In the past, if I was anxious about something. A difficult meeting at work or going someplace new. I most definitely would have drunk to blot out my feelings of anxiety. However, kids can’t hide behind alcohol, they have to face the hard thing and get on with it.
I often tell my eldest that the only way to get over the fear of doing something is to actually do the thing you’re afraid of. This usually results in eye rolls or <humph> of some description. However, I explain that each time you do something, it will get easier. You will learn something new to help you next time. Whether that is preparing more, getting plenty of rest, talking it through with someone or just the simple repetition of it will make it easier to a degree.
I never learned this when I was growing up. I always ran from the things I was worried, scared or nervous about. From the age of 14/15 I just drank over it. Period.
I remember when I was around 15 years old, we had a work experience week at school. Part of that week we had to organise getting some work experience somewhere. I applied to a hotel in the city and got an interview. When the morning of the interview came, I was so scared. I didn’t know what to expect, where to go or what to do.
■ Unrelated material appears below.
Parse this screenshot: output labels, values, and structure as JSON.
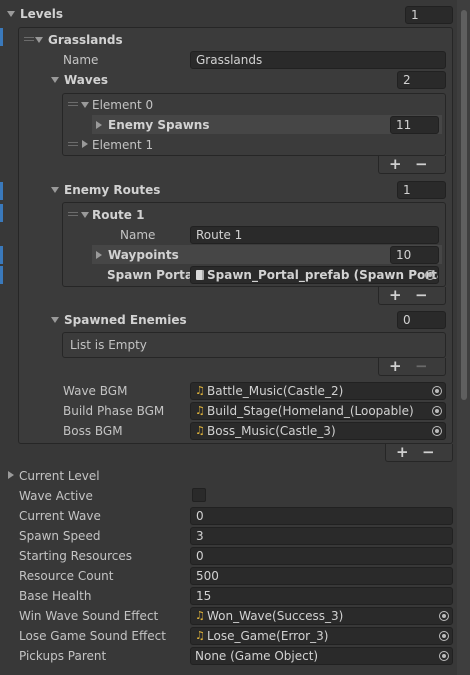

I hadn’t prepared anything.
What did I do? I went to my Mums sherry bottle and drank some before going. Why? I have no clue. Looking back at it now, I’m ashamed, I was so young. Why was that my go-to support? I was 15. I’m also a little sad that my 15-year-old self didn’t just talk to my parents? Maybe I did but I cannot remember.
Now that I have given up alcohol, I am learning alongside my children how to navigate difficult situations. I take strength from my children when I see them doing a difficult thing. I make a point of talking to them when I foresee a difficult point in their lives.
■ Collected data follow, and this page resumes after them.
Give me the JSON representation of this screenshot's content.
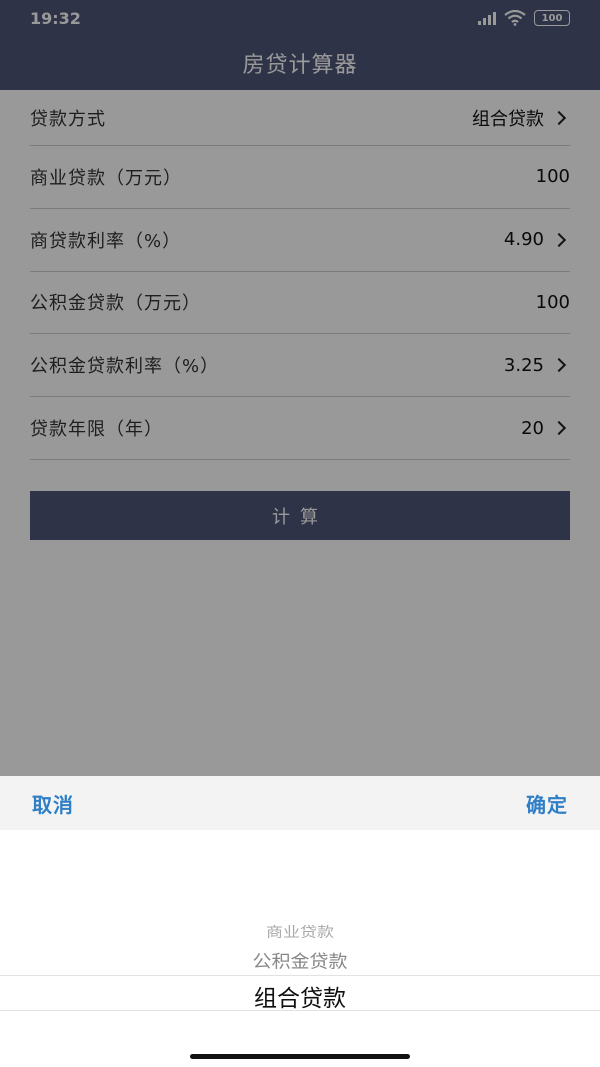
{
  "status": {
    "time": "19:32",
    "battery": "100"
  },
  "header": {
    "title": "房贷计算器"
  },
  "form": {
    "rows": [
      {
        "label": "贷款方式",
        "value": "组合贷款",
        "chevron": true
      },
      {
        "label": "商业贷款（万元）",
        "value": "100",
        "chevron": false
      },
      {
        "label": "商贷款利率（%）",
        "value": "4.90",
        "chevron": true
      },
      {
        "label": "公积金贷款（万元）",
        "value": "100",
        "chevron": false
      },
      {
        "label": "公积金贷款利率（%）",
        "value": "3.25",
        "chevron": true
      },
      {
        "label": "贷款年限（年）",
        "value": "20",
        "chevron": true
      }
    ],
    "calculate_label": "计算"
  },
  "picker": {
    "cancel_label": "取消",
    "confirm_label": "确定",
    "options": [
      "商业贷款",
      "公积金贷款",
      "组合贷款"
    ],
    "selected": "组合贷款"
  },
  "colors": {
    "header": "#4e5677",
    "accent": "#2f7fc6"
  }
}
Not so long ago, my eldest had to perform the drums in front of an audience. I knew he was nervous and probably wanted to get out of it. I made space for him and we talked about it. He practised and prepared as much as possible. We talked about how being nervous was a normal reaction, but the only way to help his nerves long term, was to give this a go and I would be proud of him no matter what.
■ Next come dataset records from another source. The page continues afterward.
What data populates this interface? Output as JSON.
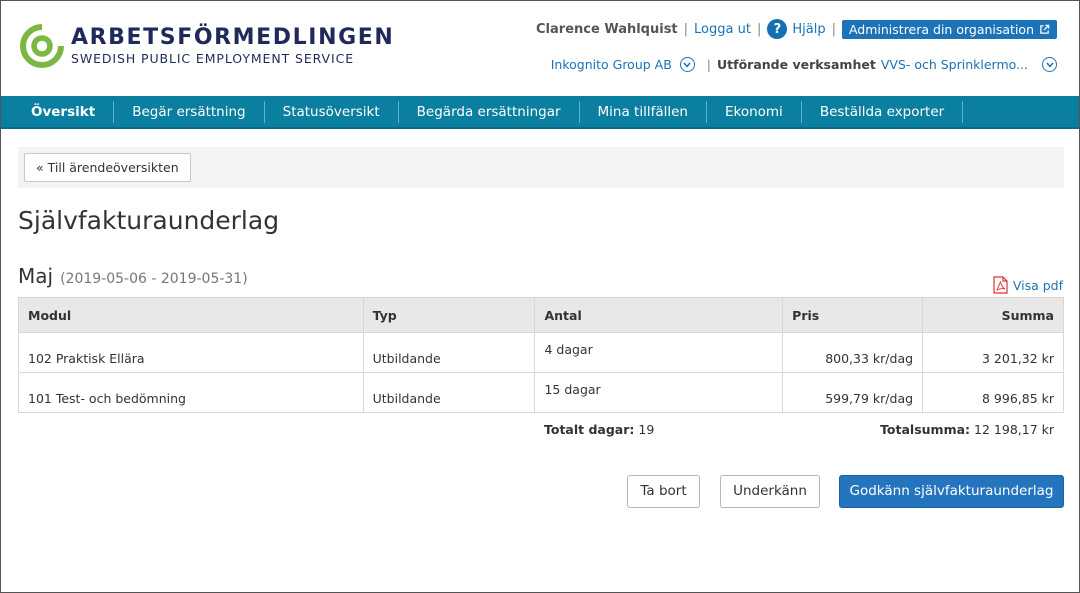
{
  "header": {
    "logo_title": "ARBETSFÖRMEDLINGEN",
    "logo_subtitle": "SWEDISH PUBLIC EMPLOYMENT SERVICE",
    "user_name": "Clarence Wahlquist",
    "logout": "Logga ut",
    "help": "Hjälp",
    "admin_button": "Administrera din organisation",
    "organisation": "Inkognito Group AB",
    "operation_label": "Utförande verksamhet",
    "operation_value": "VVS- och Sprinklermo...",
    "separator": "|",
    "help_glyph": "?"
  },
  "nav": {
    "items": [
      {
        "label": "Översikt"
      },
      {
        "label": "Begär ersättning"
      },
      {
        "label": "Statusöversikt"
      },
      {
        "label": "Begärda ersättningar"
      },
      {
        "label": "Mina tillfällen"
      },
      {
        "label": "Ekonomi"
      },
      {
        "label": "Beställda exporter"
      }
    ]
  },
  "back_button": "« Till ärendeöversikten",
  "page_title": "Självfakturaunderlag",
  "section": {
    "month": "Maj",
    "period": "(2019-05-06 - 2019-05-31)",
    "pdf_link": "Visa pdf"
  },
  "table": {
    "headers": {
      "modul": "Modul",
      "typ": "Typ",
      "antal": "Antal",
      "pris": "Pris",
      "summa": "Summa"
    },
    "rows": [
      {
        "modul": "102 Praktisk Ellära",
        "typ": "Utbildande",
        "antal": "4 dagar",
        "pris": "800,33 kr/dag",
        "summa": "3 201,32 kr"
      },
      {
        "modul": "101 Test- och bedömning",
        "typ": "Utbildande",
        "antal": "15 dagar",
        "pris": "599,79 kr/dag",
        "summa": "8 996,85 kr"
      }
    ]
  },
  "totals": {
    "days_label": "Totalt dagar:",
    "days_value": "19",
    "sum_label": "Totalsumma:",
    "sum_value": "12 198,17 kr"
  },
  "actions": {
    "remove": "Ta bort",
    "reject": "Underkänn",
    "approve": "Godkänn självfakturaunderlag"
  },
  "colors": {
    "nav_bg": "#0b7fa0",
    "primary_button": "#2574be",
    "logo_green": "#7ab842",
    "logo_navy": "#1f2a5a"
  }
}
I talked to him after the performance to see whether it was as bad as he thought it was going to be. He was absolutely beaming. Obviously so proud of himself. He realised, practising as much as he did made him less nervous. He said, even though he knows he will be nervous he would definitely perform again! What a result!
I am always inspired by my children and the above story is just one example of why I should continue to push myself to do my difficult things. It all boils down to:-
If my kids can learn to do it then so can I.